Is There Such A Thing As Too Much Data?
In a great Forbes interview, CMO of Bazaarvoice Sara Spivey gets to the core of the data saturation problem. She says, “This created a bad practice, as the amount of data proliferated at a rapid scale. Now, the marketer is sitting on top of a mound of data and trying to sift through it to mine for ‘ahas,’ which becomes untenable. The better approach is to start with the business objectives and the key questions you want to answer—and then go seek out the right data.”
In other words, Spivey suggests that with the amount of data we all have access to, it’s counterproductive to collect everything and then decide what is important to your goals.
Is There Such A Thing As Not Enough Data?
On other side of the “infobesity” coin, when finding a story via data analysis, you really need more than one metric, and you might not know ahead of time what metrics will be the most important.
For example, in a recent SiteSpect case study, a brand revamped its mobile site and A/B tested it. Purchases went down. Focus on that and you’d believe the story that the redesign failed. Look at more data and you’ll see that add to carts increased — something was causing friction in the cart. Everything else had improved.
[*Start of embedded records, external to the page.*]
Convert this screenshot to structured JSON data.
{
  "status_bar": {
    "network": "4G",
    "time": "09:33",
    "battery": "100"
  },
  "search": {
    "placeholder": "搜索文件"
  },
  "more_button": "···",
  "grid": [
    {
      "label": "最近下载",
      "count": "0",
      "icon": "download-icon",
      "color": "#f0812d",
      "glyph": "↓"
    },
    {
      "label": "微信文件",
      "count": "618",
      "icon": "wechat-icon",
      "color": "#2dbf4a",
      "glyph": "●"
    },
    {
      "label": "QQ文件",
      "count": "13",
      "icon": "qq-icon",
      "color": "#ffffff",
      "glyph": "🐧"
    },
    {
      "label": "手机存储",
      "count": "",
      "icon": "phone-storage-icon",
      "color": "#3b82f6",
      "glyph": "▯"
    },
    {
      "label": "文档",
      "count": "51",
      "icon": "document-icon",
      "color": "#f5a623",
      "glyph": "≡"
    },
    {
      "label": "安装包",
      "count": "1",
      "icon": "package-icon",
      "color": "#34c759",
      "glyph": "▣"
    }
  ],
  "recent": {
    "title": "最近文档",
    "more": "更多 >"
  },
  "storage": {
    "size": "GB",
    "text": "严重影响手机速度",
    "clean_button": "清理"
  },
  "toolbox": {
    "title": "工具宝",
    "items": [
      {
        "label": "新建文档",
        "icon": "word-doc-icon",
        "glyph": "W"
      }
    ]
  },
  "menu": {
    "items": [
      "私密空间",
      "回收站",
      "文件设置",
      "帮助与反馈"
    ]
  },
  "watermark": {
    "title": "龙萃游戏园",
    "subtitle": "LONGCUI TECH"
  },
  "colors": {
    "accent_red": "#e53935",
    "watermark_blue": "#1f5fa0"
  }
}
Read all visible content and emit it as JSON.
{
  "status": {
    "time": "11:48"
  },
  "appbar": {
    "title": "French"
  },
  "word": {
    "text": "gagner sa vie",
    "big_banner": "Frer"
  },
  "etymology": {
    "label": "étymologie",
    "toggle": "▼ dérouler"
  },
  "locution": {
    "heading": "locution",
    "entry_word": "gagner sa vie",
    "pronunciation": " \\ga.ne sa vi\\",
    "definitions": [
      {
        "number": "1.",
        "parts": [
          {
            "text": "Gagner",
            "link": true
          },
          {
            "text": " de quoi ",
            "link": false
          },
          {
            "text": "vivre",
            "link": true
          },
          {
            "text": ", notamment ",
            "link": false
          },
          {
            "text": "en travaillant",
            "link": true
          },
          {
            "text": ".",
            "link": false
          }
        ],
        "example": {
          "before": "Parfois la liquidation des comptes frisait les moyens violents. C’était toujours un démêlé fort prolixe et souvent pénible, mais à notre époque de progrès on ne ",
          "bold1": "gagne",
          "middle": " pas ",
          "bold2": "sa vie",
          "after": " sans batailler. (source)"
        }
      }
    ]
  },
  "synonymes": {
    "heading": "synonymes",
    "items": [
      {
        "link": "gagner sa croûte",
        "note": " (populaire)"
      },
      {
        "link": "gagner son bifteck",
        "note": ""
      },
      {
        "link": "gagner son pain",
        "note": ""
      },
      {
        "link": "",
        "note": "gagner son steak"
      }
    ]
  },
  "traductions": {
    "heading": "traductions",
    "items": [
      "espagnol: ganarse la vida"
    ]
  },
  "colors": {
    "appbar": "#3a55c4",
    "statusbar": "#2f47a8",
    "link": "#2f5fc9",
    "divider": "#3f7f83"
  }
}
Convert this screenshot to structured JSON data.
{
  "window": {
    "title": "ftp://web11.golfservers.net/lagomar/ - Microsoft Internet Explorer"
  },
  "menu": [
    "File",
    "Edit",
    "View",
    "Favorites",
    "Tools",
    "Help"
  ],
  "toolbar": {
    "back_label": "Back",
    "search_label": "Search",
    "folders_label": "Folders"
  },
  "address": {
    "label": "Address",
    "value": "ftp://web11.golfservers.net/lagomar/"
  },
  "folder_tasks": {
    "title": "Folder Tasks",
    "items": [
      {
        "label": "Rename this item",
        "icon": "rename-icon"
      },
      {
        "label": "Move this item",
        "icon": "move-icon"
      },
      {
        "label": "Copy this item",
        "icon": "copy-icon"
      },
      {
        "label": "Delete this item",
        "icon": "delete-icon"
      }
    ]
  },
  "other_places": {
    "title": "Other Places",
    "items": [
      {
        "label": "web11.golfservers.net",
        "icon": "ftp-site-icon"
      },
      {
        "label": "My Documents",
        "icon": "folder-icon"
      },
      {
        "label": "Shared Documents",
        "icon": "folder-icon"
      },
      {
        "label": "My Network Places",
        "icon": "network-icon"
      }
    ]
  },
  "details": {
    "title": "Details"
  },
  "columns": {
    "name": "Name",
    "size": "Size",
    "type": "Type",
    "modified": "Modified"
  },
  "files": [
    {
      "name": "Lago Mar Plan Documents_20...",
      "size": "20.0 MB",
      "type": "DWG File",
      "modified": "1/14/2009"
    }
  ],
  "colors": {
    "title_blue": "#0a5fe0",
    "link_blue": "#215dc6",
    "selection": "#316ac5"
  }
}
So, you don’t want too much data and you want too little data. So what do you? When you’re talking web analytics, is your data abundance pulling focus away from your business goals, or are you making ill-founded decisions because you don’t have the whole picture?
How To Find The Whole Story.
You’re going to need to understand how your data gets collected and what it means. What visitor behavior exactly triggers a record, what does not? What do the numbers, the trends, the graphs you see actually mean?
Moz has an article from a while back that holds up about data best practices. Echoing Spivey’s advice, the first must is to separate data from analysis. This means making sure that your data stays constant and you can export and reanalyze it if necessary. This also means, when possible, to make sure you understand the difference between your data and the way that it is reported within your software. For example, if you’re looking at your Twitter engagement rate, you’re not seeing the data but the analysis.
Collect all the data you want, but make sure you know exactly what every number means, and that it’s active. Looking again at Twitter, is your engagement rate determined by likes, retweets, replies, all of the above, or some other combination? When you’re trying to get to the bottom of the story you need some objective record of the facts.
Finding The Balance
When it comes to web optimization or management, the amount of data you have isn’t as important as the quality of data you have. Whatever your method, and whatever side you fall on here (more or less data), you can get the valuable analytics that you need if you see the whole story — from what triggers a record to how you analyze it.